9 Comments

We are living on the verge of a *potential* golden age. There is a simultaneous counter-reaction against freethinking which holds far more institutionanal power.

The contest is only just beginning and technological conditions cut both ways. It's easy to publish, but centralised infrastructure makes easy to spy and censor.

All the world might be like China by the time die. Would that be a golden age?

Expand full comment

Thank you for sharing your fantasy team with us. Special thanks to razib for his hat tip that brought me here.

Expand full comment

"The Golden Age intellectual is quite willing to make members of his or her tribe uncomfortable."

That's an ok start, but that definition has a few big problems. For example:

1. A lot of public intellectuals do not fit into, are not genuinely 'members of', and/or are extremely reluctant to associate or identify with a 'tribe' at all. "Independent of tribes' or 'Brave enough to be willing to frequently piss off all the major tribes or even their own subscribers' might be better. What 'tribe' is Scott Alexander in or Tyler Cowen or Robin Hanson in? To the extent they use terms to describe their outlook that overlap with the terms associated with the big 'tribes', they often use those terms (or allowed themselves to be described using that term) in highly eccentric and vague ways, with special definitions and so many exceptions and carve-outs that an actual typical member of the tribe wouldn't recognize it as an accurate description. E.g., Andrew Sullivan and 'conservative'. I could be wrong, but judging from the comments he gets, I doubt that the majority of Sullivan's readership / subscriber base would identify as 'conservative', and my hunch is that it's a small portion of his audience, which would be pretty odd for a genuinely 'conservative' writer.

2. What about Dan Klein or Don Boudreaux? If you allow for 'niche' tribes like 'Classical Liberal', then that is more like a statement of one's ideological views and commitments, and why or how would one be willing to make people with the same views and commitments 'uncomfortable' by the very process of espousing them? Sure there are plenty of debates on exceptional or hard edge cases, which side of the line some tricky issue falls on and so forth, but these are not about walking away from 'consensus tribal orthodoxy', but often trying to argue for what constitutes even more loyal and devoted adherence to it!

3. The "Strange New Respect" problem of incentives for defecting, which in practical experience, is almost always to the progressives who dominate media institutions. The intent behind "own tribe uncomfortable" seems to be about an intellectual with the courage and virtue to discover and follow The Truth no matter where it may lead, even if it means some risk of social penalty and expected net harm to personal interests. But if there's little harm, how brave is it? And how can an outsider tell if you are a noble truth-teller, or just a corrupted traitor mercenary soldiering for a new highest bidder?

If you are genuinely in a group, and care very deeply about remaining a "member in good standing", and know that if you say something you think is true you will lose than standing, *and you think you have nowhere else to go*, then it does indeed take a great deal of intellectual courage to argue for something your friends and allies really dislike.
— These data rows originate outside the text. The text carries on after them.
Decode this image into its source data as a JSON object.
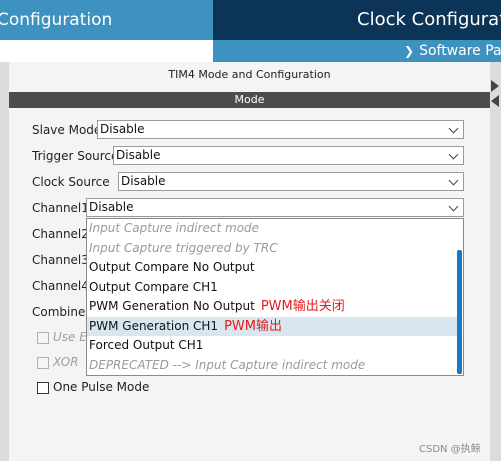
{
  "header": {
    "left_title": "Configuration",
    "right_title": "Clock Configuration",
    "right_sub_icon": "chevron-down-icon",
    "right_sub_text": "Software Pa"
  },
  "panel": {
    "title": "TIM4 Mode and Configuration",
    "mode_label": "Mode"
  },
  "fields": {
    "slave_mode": {
      "label": "Slave Mode",
      "value": "Disable"
    },
    "trigger_source": {
      "label": "Trigger Source",
      "value": "Disable"
    },
    "clock_source": {
      "label": "Clock Source",
      "value": "Disable"
    },
    "channel1": {
      "label": "Channel1",
      "value": "Disable"
    },
    "channel2": {
      "label": "Channel2"
    },
    "channel3": {
      "label": "Channel3"
    },
    "channel4": {
      "label": "Channel4"
    },
    "combined": {
      "label": "Combined"
    },
    "use_e": {
      "label": "Use E"
    },
    "xor": {
      "label": "XOR"
    },
    "one_pulse": {
      "label": "One Pulse Mode"
    }
  },
  "dropdown": {
    "options": [
      {
        "label": "Input Capture indirect mode",
        "disabled": true,
        "note": ""
      },
      {
        "label": "Input Capture triggered by TRC",
        "disabled": true,
        "note": ""
      },
      {
        "label": "Output Compare No Output",
        "disabled": false,
        "note": ""
      },
      {
        "label": "Output Compare CH1",
        "disabled": false,
        "note": ""
      },
      {
        "label": "PWM Generation No Output",
        "disabled": false,
        "note": "PWM输出关闭"
      },
      {
        "label": "PWM Generation CH1",
        "disabled": false,
        "selected": true,
        "note": "PWM输出"
      },
      {
        "label": "Forced Output CH1",
        "disabled": false,
        "note": ""
      },
      {
        "label": "DEPRECATED --> Input Capture indirect mode",
        "disabled": true,
        "note": ""
      }
    ]
  },
  "watermark": "CSDN @执鲸",
  "colors": {
    "header_light": "#3d92bf",
    "header_dark": "#0c3457",
    "mode_bar": "#4d4d4d",
    "annotation_red": "#e31b1b",
    "selected_row": "#d8e6f0"
  }
}
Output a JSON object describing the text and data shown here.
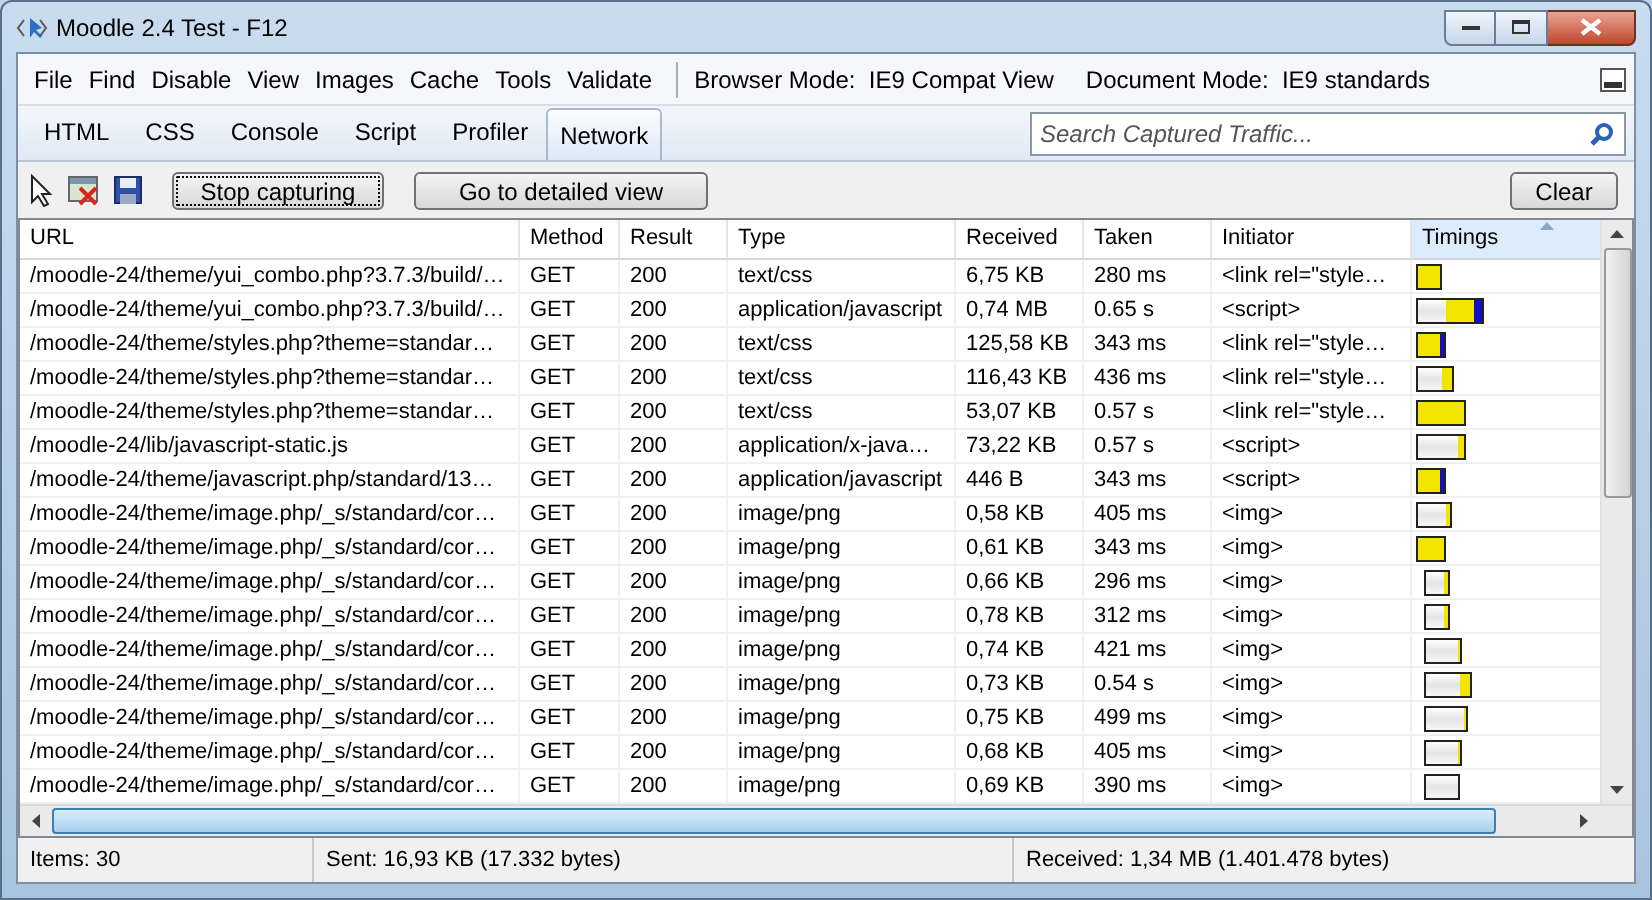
{
  "window": {
    "title": "Moodle 2.4 Test - F12"
  },
  "menu": [
    "File",
    "Find",
    "Disable",
    "View",
    "Images",
    "Cache",
    "Tools",
    "Validate"
  ],
  "modes": [
    "Browser Mode:  IE9 Compat View",
    "Document Mode:  IE9 standards"
  ],
  "tabs": [
    {
      "label": "HTML",
      "selected": false
    },
    {
      "label": "CSS",
      "selected": false
    },
    {
      "label": "Console",
      "selected": false
    },
    {
      "label": "Script",
      "selected": false
    },
    {
      "label": "Profiler",
      "selected": false
    },
    {
      "label": "Network",
      "selected": true
    }
  ],
  "search": {
    "placeholder": "Search Captured Traffic..."
  },
  "toolbar": {
    "capture_button": "Stop capturing",
    "detail_button": "Go to detailed view",
    "clear_button": "Clear"
  },
  "table": {
    "columns": [
      {
        "label": "URL",
        "sorted": false
      },
      {
        "label": "Method",
        "sorted": false
      },
      {
        "label": "Result",
        "sorted": false
      },
      {
        "label": "Type",
        "sorted": false
      },
      {
        "label": "Received",
        "sorted": false
      },
      {
        "label": "Taken",
        "sorted": false
      },
      {
        "label": "Initiator",
        "sorted": false
      },
      {
        "label": "Timings",
        "sorted": true
      }
    ],
    "rows": [
      [
        "/moodle-24/theme/yui_combo.php?3.7.3/build/…",
        "GET",
        "200",
        "text/css",
        "6,75 KB",
        "280 ms",
        "<link rel=\"style…"
      ],
      [
        "/moodle-24/theme/yui_combo.php?3.7.3/build/…",
        "GET",
        "200",
        "application/javascript",
        "0,74 MB",
        "0.65 s",
        "<script>"
      ],
      [
        "/moodle-24/theme/styles.php?theme=standar…",
        "GET",
        "200",
        "text/css",
        "125,58 KB",
        "343 ms",
        "<link rel=\"style…"
      ],
      [
        "/moodle-24/theme/styles.php?theme=standar…",
        "GET",
        "200",
        "text/css",
        "116,43 KB",
        "436 ms",
        "<link rel=\"style…"
      ],
      [
        "/moodle-24/theme/styles.php?theme=standar…",
        "GET",
        "200",
        "text/css",
        "53,07 KB",
        "0.57 s",
        "<link rel=\"style…"
      ],
      [
        "/moodle-24/lib/javascript-static.js",
        "GET",
        "200",
        "application/x-java…",
        "73,22 KB",
        "0.57 s",
        "<script>"
      ],
      [
        "/moodle-24/theme/javascript.php/standard/13…",
        "GET",
        "200",
        "application/javascript",
        "446 B",
        "343 ms",
        "<script>"
      ],
      [
        "/moodle-24/theme/image.php/_s/standard/cor…",
        "GET",
        "200",
        "image/png",
        "0,58 KB",
        "405 ms",
        "<img>"
      ],
      [
        "/moodle-24/theme/image.php/_s/standard/cor…",
        "GET",
        "200",
        "image/png",
        "0,61 KB",
        "343 ms",
        "<img>"
      ],
      [
        "/moodle-24/theme/image.php/_s/standard/cor…",
        "GET",
        "200",
        "image/png",
        "0,66 KB",
        "296 ms",
        "<img>"
      ],
      [
        "/moodle-24/theme/image.php/_s/standard/cor…",
        "GET",
        "200",
        "image/png",
        "0,78 KB",
        "312 ms",
        "<img>"
      ],
      [
        "/moodle-24/theme/image.php/_s/standard/cor…",
        "GET",
        "200",
        "image/png",
        "0,74 KB",
        "421 ms",
        "<img>"
      ],
      [
        "/moodle-24/theme/image.php/_s/standard/cor…",
        "GET",
        "200",
        "image/png",
        "0,73 KB",
        "0.54 s",
        "<img>"
      ],
      [
        "/moodle-24/theme/image.php/_s/standard/cor…",
        "GET",
        "200",
        "image/png",
        "0,75 KB",
        "499 ms",
        "<img>"
      ],
      [
        "/moodle-24/theme/image.php/_s/standard/cor…",
        "GET",
        "200",
        "image/png",
        "0,68 KB",
        "405 ms",
        "<img>"
      ],
      [
        "/moodle-24/theme/image.php/_s/standard/cor…",
        "GET",
        "200",
        "image/png",
        "0,69 KB",
        "390 ms",
        "<img>"
      ]
    ]
  },
  "status_bar": [
    "Items: 30",
    "Sent: 16,93 KB (17.332 bytes)",
    "Received: 1,34 MB (1.401.478 bytes)"
  ]
}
But if you're not really all that strongly attached, and do have somewhere else to go that is actually quite lucrative and attractive, then the whole "own tribe" premise falls apart entirely. It would be one thing for David French or Ross Douthat or Andrew Sullivan to criticize conservatives if they mostly depended on the goodwill of genuine conservatives for their livelihood, future prospects, and public respectability. But they don't.

Give the above problems, I think the proposed definition is unworkable.
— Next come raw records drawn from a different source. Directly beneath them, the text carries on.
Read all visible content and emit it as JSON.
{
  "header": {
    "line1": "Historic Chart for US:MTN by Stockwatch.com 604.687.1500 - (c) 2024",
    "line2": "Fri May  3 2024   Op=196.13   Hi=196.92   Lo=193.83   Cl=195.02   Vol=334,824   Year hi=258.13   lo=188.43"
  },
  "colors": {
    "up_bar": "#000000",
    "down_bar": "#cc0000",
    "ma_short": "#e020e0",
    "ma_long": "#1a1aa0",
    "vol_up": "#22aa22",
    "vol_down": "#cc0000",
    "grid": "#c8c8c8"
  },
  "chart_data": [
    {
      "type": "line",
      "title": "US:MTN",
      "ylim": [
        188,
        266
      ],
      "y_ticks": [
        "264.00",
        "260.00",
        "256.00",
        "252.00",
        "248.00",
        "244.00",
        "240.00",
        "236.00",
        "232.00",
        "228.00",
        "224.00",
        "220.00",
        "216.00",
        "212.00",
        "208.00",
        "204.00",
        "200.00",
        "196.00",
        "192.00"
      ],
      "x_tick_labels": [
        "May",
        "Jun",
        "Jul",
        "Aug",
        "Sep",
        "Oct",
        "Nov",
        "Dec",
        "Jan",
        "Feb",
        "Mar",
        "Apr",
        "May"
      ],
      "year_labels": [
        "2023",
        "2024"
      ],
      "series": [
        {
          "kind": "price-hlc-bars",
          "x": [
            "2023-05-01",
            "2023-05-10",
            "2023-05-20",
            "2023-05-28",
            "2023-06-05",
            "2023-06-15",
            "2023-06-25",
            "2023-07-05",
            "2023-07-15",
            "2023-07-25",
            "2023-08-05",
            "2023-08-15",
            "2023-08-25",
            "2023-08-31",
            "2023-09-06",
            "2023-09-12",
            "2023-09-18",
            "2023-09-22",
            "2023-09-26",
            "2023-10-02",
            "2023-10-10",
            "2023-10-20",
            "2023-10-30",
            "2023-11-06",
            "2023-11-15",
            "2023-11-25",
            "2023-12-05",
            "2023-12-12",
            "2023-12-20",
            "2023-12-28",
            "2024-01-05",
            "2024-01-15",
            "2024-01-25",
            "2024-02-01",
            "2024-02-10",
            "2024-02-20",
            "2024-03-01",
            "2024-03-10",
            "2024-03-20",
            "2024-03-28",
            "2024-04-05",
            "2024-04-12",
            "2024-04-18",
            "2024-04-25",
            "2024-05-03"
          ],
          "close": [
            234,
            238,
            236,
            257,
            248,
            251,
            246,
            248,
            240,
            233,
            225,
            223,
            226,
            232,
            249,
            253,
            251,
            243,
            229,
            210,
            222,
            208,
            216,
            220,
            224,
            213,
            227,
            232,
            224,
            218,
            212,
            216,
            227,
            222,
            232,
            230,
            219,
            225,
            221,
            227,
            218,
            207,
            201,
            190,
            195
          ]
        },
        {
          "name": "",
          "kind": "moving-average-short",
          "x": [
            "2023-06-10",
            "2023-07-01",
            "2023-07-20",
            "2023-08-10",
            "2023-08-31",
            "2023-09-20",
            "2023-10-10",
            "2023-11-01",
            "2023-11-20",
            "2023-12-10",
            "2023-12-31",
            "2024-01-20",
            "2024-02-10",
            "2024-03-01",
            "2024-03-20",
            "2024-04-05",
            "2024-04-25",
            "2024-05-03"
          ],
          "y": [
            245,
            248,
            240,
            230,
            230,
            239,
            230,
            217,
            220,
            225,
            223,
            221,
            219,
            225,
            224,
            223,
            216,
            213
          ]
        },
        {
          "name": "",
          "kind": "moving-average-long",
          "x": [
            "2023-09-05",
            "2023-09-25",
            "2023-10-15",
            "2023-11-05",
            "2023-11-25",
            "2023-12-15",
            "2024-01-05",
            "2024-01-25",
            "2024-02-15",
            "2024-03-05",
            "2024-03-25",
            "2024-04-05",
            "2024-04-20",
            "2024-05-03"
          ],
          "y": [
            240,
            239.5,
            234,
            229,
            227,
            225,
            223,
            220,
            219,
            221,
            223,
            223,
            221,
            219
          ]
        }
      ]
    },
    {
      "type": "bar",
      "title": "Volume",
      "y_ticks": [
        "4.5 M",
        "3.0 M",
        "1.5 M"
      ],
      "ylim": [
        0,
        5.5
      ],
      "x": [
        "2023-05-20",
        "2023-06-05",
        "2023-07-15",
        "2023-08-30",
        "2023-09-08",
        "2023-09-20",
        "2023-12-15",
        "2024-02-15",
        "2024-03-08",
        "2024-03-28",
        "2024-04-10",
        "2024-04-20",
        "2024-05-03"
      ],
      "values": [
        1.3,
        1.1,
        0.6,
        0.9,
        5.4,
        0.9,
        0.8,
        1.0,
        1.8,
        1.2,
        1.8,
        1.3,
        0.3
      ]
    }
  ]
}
Instead, my alternative proposal is "reputational skin in the game". A truly virtuous and rigorous public intellectual should, when espousing any position, articulates the conditions or evidence that he or she would accept to flip positions. That is, for the purpose of modern public intellectual argumentation, any position should depend on evidence or reasoning that is reasonably falsifiable - or at the very least in theory or in principle falsifiable - and one should be able to explain what an opponent must do that would be accepted as falsifying any premise or step in the chain of reasoning. "If you do these steps and show this result, then I will change positions regarding that."

If the public intellectual presented with such evidence refuses to budge, they must accept whatever reputational hit follows from the contradiction with their previous statements.

Expand full comment

"Despite a voluminous and often fervent literature on “income distribution,” the cold fact is that most income is not distributed: It is earned." -Thomas Sowell

As with income, our golden age is dependent, at least in part, on our own desire to obtain it. My third installment of Irrational Institutions will address this point and ponder the cases where technology is a force for more even distribution and when it is not. I will also aim to generalize the controversial "Gender-equality paradox" by making the case that more dispersion usually follows the advent of more choices, and not always to the good.
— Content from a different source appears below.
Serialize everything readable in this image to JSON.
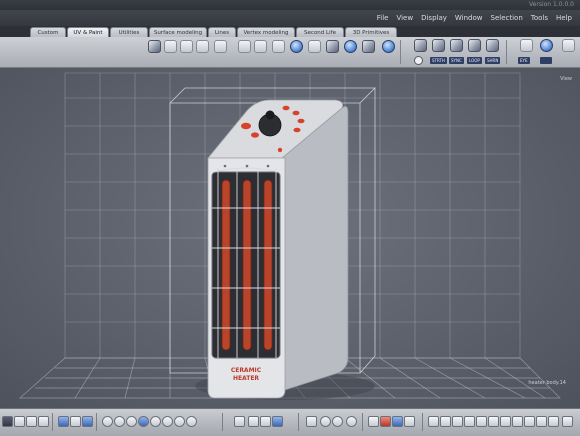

For my latest installment, discussing Reality Privilege, Subculture Society, and the Complacent Class:

https://infovores.substack.com/p/irrational-institutions-2

Expand full comment

I wonder if Substack could become a virtual or quasi institution, encouraging cross-pollination among its writers - joint posts, joint podcasts, etc. The distribution problem for the golden age might be eased if virtual institutions arise to help clusters achieve critical mass for public awareness.